Animal welfare nonprofit The Humane Society of Fairfax County has a unique way of doing just that … and it lies on—believe it or not—the BRE. Typically, the BRE is nothing more than a bland envelope with the company’s address and a place to fill out a return address. Nothing fancy. Nothing noteworthy. But The Humane Society turns that notion on its head.
For its “Take Me Home” campaign, mailed in April to donors who have given to the animal welfare organization in the past, The Humane Society takes advantage of the empty real estate on the BRE to create brand awareness by using the image of a dog and cat “talking” to each other through the kind of thinking bubbles you see in a newspaper comic strip like “Garfield.” And that same dog and cat image can be found on all of the organization’s reply envelopes, with different “conversations” in the bubbles.

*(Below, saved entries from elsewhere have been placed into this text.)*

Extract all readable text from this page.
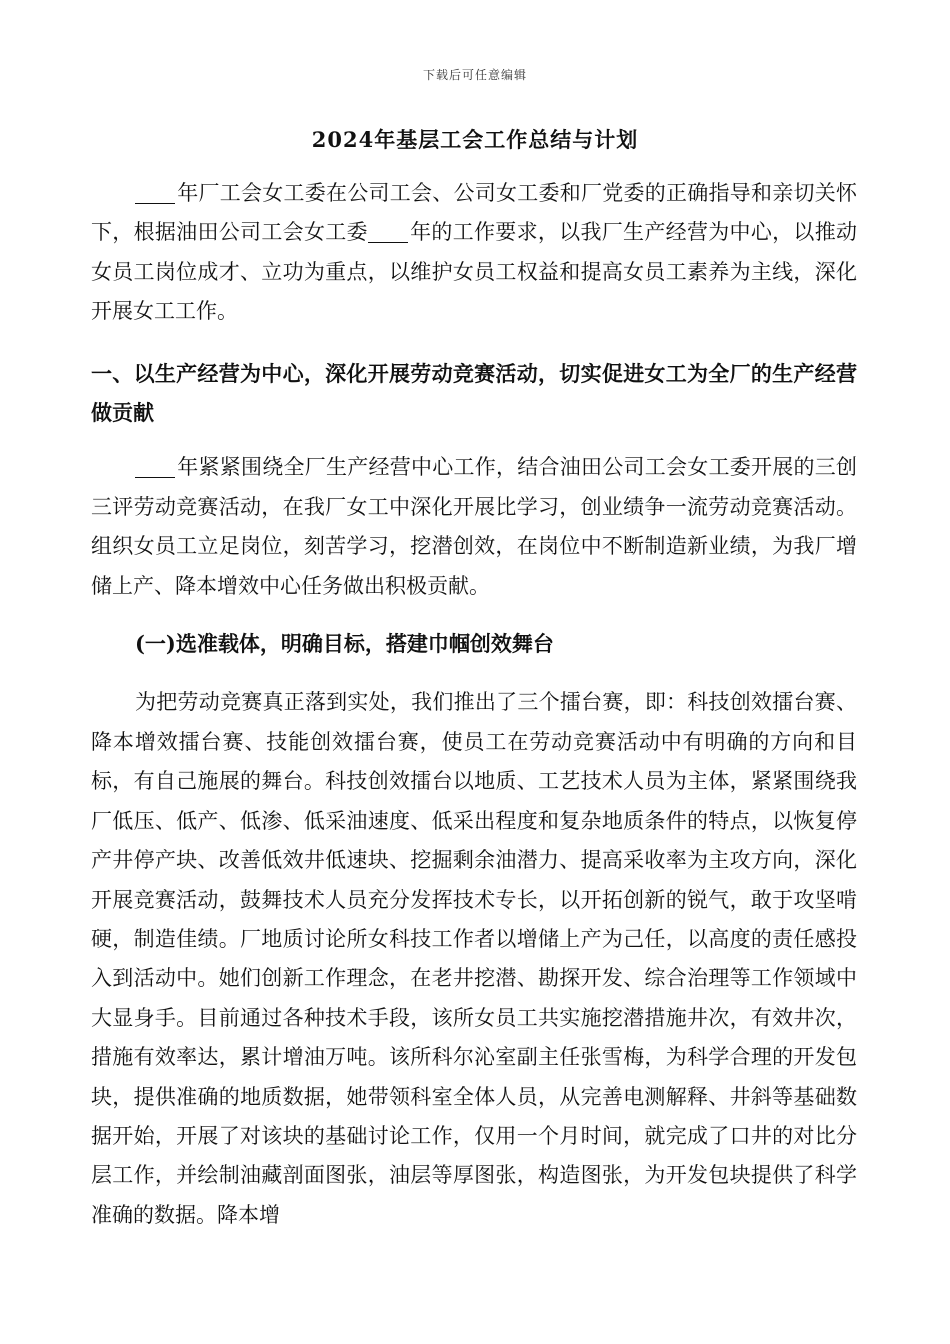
下载后可任意编辑
2024年基层工会工作总结与计划

年厂工会女工委在公司工会、公司女工委和厂党委的正确指导和亲切关怀下，根据油田公司工会女工委 年的工作要求，以我厂生产经营为中心，以推动女员工岗位成才、立功为重点，以维护女员工权益和提高女员工素养为主线，深化开展女工工作。

一、以生产经营为中心，深化开展劳动竞赛活动，切实促进女工为全厂的生产经营做贡献

年紧紧围绕全厂生产经营中心工作，结合油田公司工会女工委开展的三创三评劳动竞赛活动，在我厂女工中深化开展比学习，创业绩争一流劳动竞赛活动。组织女员工立足岗位，刻苦学习，挖潜创效，在岗位中不断制造新业绩，为我厂增储上产、降本增效中心任务做出积极贡献。

(一)选准载体，明确目标，搭建巾帼创效舞台

为把劳动竞赛真正落到实处，我们推出了三个擂台赛，即：科技创效擂台赛、降本增效擂台赛、技能创效擂台赛，使员工在劳动竞赛活动中有明确的方向和目标，有自己施展的舞台。科技创效擂台以地质、工艺技术人员为主体，紧紧围绕我厂低压、低产、低渗、低采油速度、低采出程度和复杂地质条件的特点，以恢复停产井停产块、改善低效井低速块、挖掘剩余油潜力、提高采收率为主攻方向，深化开展竞赛活动，鼓舞技术人员充分发挥技术专长，以开拓创新的锐气，敢于攻坚啃硬，制造佳绩。厂地质讨论所女科技工作者以增储上产为己任，以高度的责任感投入到活动中。她们创新工作理念，在老井挖潜、勘探开发、综合治理等工作领域中大显身手。目前通过各种技术手段，该所女员工共实施挖潜措施井次，有效井次，措施有效率达，累计增油万吨。该所科尔沁室副主任张雪梅，为科学合理的开发包块，提供准确的地质数据，她带领科室全体人员，从完善电测解释、井斜等基础数据开始，开展了对该块的基础讨论工作，仅用一个月时间，就完成了口井的对比分层工作，并绘制油藏剖面图张，油层等厚图张，构造图张，为开发包块提供了科学准确的数据。降本增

The idea behind this is to create a brand for donors, says Tonie Howard, vice president of animal care for Grizzard, the direct marketing agency that handles The Humane Society of Fairfax County’s direct mail campaigns. “In every single appeal with the BRE, the dog and cat have different messages. They kind of talk to each other,” Howard notes. “The reason that we do that is we know older donors especially will take the reply form and BRE and put it in their bills to pay basket, and we want them to identify this particular Humane Society with that donor. It’s a subtle branding, and it kind of gets them involved. It’s that warm, fuzzy feeling.”